Tightly regulated circadian rhythms are even more crucial for select patient populations, such as those suffering from Alzheimer’s disease. Studies have shown that supporting a patient’s day/night cycle could reduce night wandering by as much as 50 percent. In a Danish study, similar actions slowed the advance of the disease in dementia patients.
“They weren’t cured, but their quality of life was greatly improved,” said Zawodny.
How LED technology is changing the game
LED technology is creating a ripple effect throughout the lighting industry, and healthcare applications are a natural fit.
“Everyone wants to save energy, and LEDs offer other benefits such as generating less heat while operating, making it easier to control room temperatures,” said Zawodny. “Additionally, in the medical field, space is at a premium. Many LED sources are smaller than fluorescent and halogen alternatives, so they’re great for medical applications. The smaller we can make things, the better.”
In healthcare, experts like Zawodny help ensure lighting works with complex medical equipment in the space. They also take into consideration variables such as the possibility that beds will move or some patients will have special needs.
“LEDs are an extremely flexible light source,” she said. “Five to six years ago, the technology was scrambling to catch up, and LEDs weren’t quite ready for many applications. The technology is advancing so rapidly that they’re now the clear choice in many instances, and many feel they will eventually replace all other light sources.”
Healthcare lighting: where we’re going
A decade ago, the healthcare industry was in the middle of a construction boom.

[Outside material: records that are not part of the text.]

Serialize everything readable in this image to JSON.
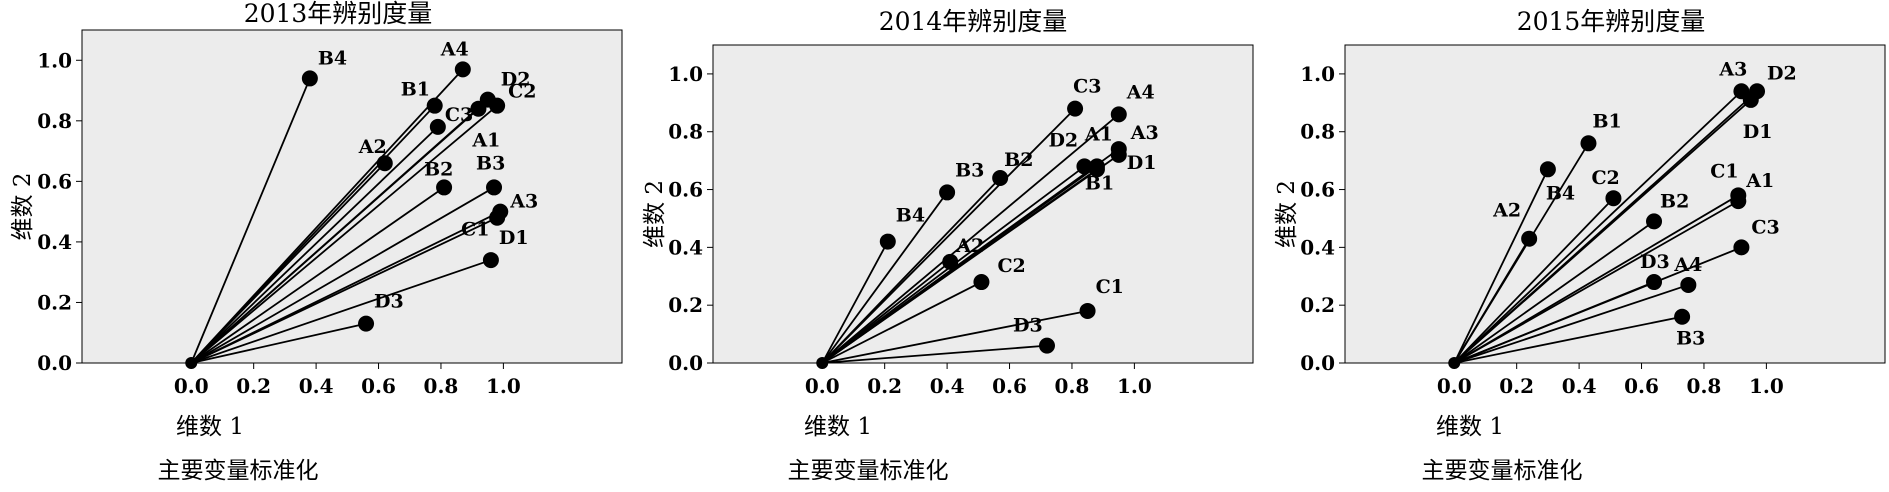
{
  "chart_data": [
    {
      "type": "scatter",
      "title": "2013年辨别度量",
      "xlabel": "维数 1",
      "ylabel": "维数 2",
      "footer": "主要变量标准化",
      "xlim": [
        -0.35,
        1.38
      ],
      "ylim": [
        0.0,
        1.1
      ],
      "xticks": [
        "0.0",
        "0.2",
        "0.4",
        "0.6",
        "0.8",
        "1.0"
      ],
      "yticks": [
        "0.0",
        "0.2",
        "0.4",
        "0.6",
        "0.8",
        "1.0"
      ],
      "grid": false,
      "vectors_from_origin": true,
      "points": [
        {
          "label": "B4",
          "x": 0.38,
          "y": 0.94
        },
        {
          "label": "A4",
          "x": 0.87,
          "y": 0.97
        },
        {
          "label": "D2",
          "x": 0.95,
          "y": 0.87
        },
        {
          "label": "C2",
          "x": 0.98,
          "y": 0.85
        },
        {
          "label": "B1",
          "x": 0.78,
          "y": 0.85
        },
        {
          "label": "C3",
          "x": 0.79,
          "y": 0.78
        },
        {
          "label": "A2",
          "x": 0.62,
          "y": 0.66
        },
        {
          "label": "A1",
          "x": 0.92,
          "y": 0.84
        },
        {
          "label": "B2",
          "x": 0.81,
          "y": 0.58
        },
        {
          "label": "B3",
          "x": 0.97,
          "y": 0.58
        },
        {
          "label": "A3",
          "x": 0.99,
          "y": 0.5
        },
        {
          "label": "C1",
          "x": 0.98,
          "y": 0.48
        },
        {
          "label": "D1",
          "x": 0.96,
          "y": 0.34
        },
        {
          "label": "D3",
          "x": 0.56,
          "y": 0.13
        }
      ]
    },
    {
      "type": "scatter",
      "title": "2014年辨别度量",
      "xlabel": "维数 1",
      "ylabel": "维数 2",
      "footer": "主要变量标准化",
      "xlim": [
        -0.35,
        1.38
      ],
      "ylim": [
        0.0,
        1.1
      ],
      "xticks": [
        "0.0",
        "0.2",
        "0.4",
        "0.6",
        "0.8",
        "1.0"
      ],
      "yticks": [
        "0.0",
        "0.2",
        "0.4",
        "0.6",
        "0.8",
        "1.0"
      ],
      "grid": false,
      "vectors_from_origin": true,
      "points": [
        {
          "label": "C3",
          "x": 0.81,
          "y": 0.88
        },
        {
          "label": "A4",
          "x": 0.95,
          "y": 0.86
        },
        {
          "label": "A3",
          "x": 0.95,
          "y": 0.74
        },
        {
          "label": "A1",
          "x": 0.88,
          "y": 0.68
        },
        {
          "label": "D2",
          "x": 0.84,
          "y": 0.68
        },
        {
          "label": "D1",
          "x": 0.95,
          "y": 0.72
        },
        {
          "label": "B1",
          "x": 0.88,
          "y": 0.67
        },
        {
          "label": "B2",
          "x": 0.57,
          "y": 0.64
        },
        {
          "label": "B3",
          "x": 0.4,
          "y": 0.59
        },
        {
          "label": "B4",
          "x": 0.21,
          "y": 0.42
        },
        {
          "label": "A2",
          "x": 0.41,
          "y": 0.35
        },
        {
          "label": "C2",
          "x": 0.51,
          "y": 0.28
        },
        {
          "label": "C1",
          "x": 0.85,
          "y": 0.18
        },
        {
          "label": "D3",
          "x": 0.72,
          "y": 0.06
        }
      ]
    },
    {
      "type": "scatter",
      "title": "2015年辨别度量",
      "xlabel": "维数 1",
      "ylabel": "维数 2",
      "footer": "主要变量标准化",
      "xlim": [
        -0.35,
        1.38
      ],
      "ylim": [
        0.0,
        1.1
      ],
      "xticks": [
        "0.0",
        "0.2",
        "0.4",
        "0.6",
        "0.8",
        "1.0"
      ],
      "yticks": [
        "0.0",
        "0.2",
        "0.4",
        "0.6",
        "0.8",
        "1.0"
      ],
      "grid": false,
      "vectors_from_origin": true,
      "points": [
        {
          "label": "A3",
          "x": 0.92,
          "y": 0.94
        },
        {
          "label": "D2",
          "x": 0.97,
          "y": 0.94
        },
        {
          "label": "D1",
          "x": 0.95,
          "y": 0.91
        },
        {
          "label": "B1",
          "x": 0.43,
          "y": 0.76
        },
        {
          "label": "B4",
          "x": 0.3,
          "y": 0.67
        },
        {
          "label": "C2",
          "x": 0.51,
          "y": 0.57
        },
        {
          "label": "A2",
          "x": 0.24,
          "y": 0.43
        },
        {
          "label": "C1",
          "x": 0.91,
          "y": 0.58
        },
        {
          "label": "A1",
          "x": 0.91,
          "y": 0.56
        },
        {
          "label": "B2",
          "x": 0.64,
          "y": 0.49
        },
        {
          "label": "C3",
          "x": 0.92,
          "y": 0.4
        },
        {
          "label": "D3",
          "x": 0.64,
          "y": 0.28
        },
        {
          "label": "A4",
          "x": 0.75,
          "y": 0.27
        },
        {
          "label": "B3",
          "x": 0.73,
          "y": 0.16
        }
      ]
    }
  ]
}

But when the economy crashed, the pace of new hospital construction slowed considerably. Now, hospital administrators are taking a more creative approach to facilities management as they prioritize renovating and repurposing existing buildings. One positive result is a more thoughtful approach to lighting design.
“We’re doing all sorts of innovative things for our healthcare clients,” said Zawodny. “Sometimes we’re incorporating lighting fixtures that look nothing like a traditional healthcare product; they’re functional and architectural. At other times we’re adding clinical features to very economical products to meet budget constraints while not compromising the quality of the lighting or patient care.”
These new products offer a wide variety of price points and functions – and what’s more, they’re highly efficient and equipped with advanced lighting controls.
“Controls are a fundamental part of lighting healthcare spaces,” Zawodny said. “They give our customers flexibility, but they also support the healing process. And at the end of the day, that’s what it’s all about.”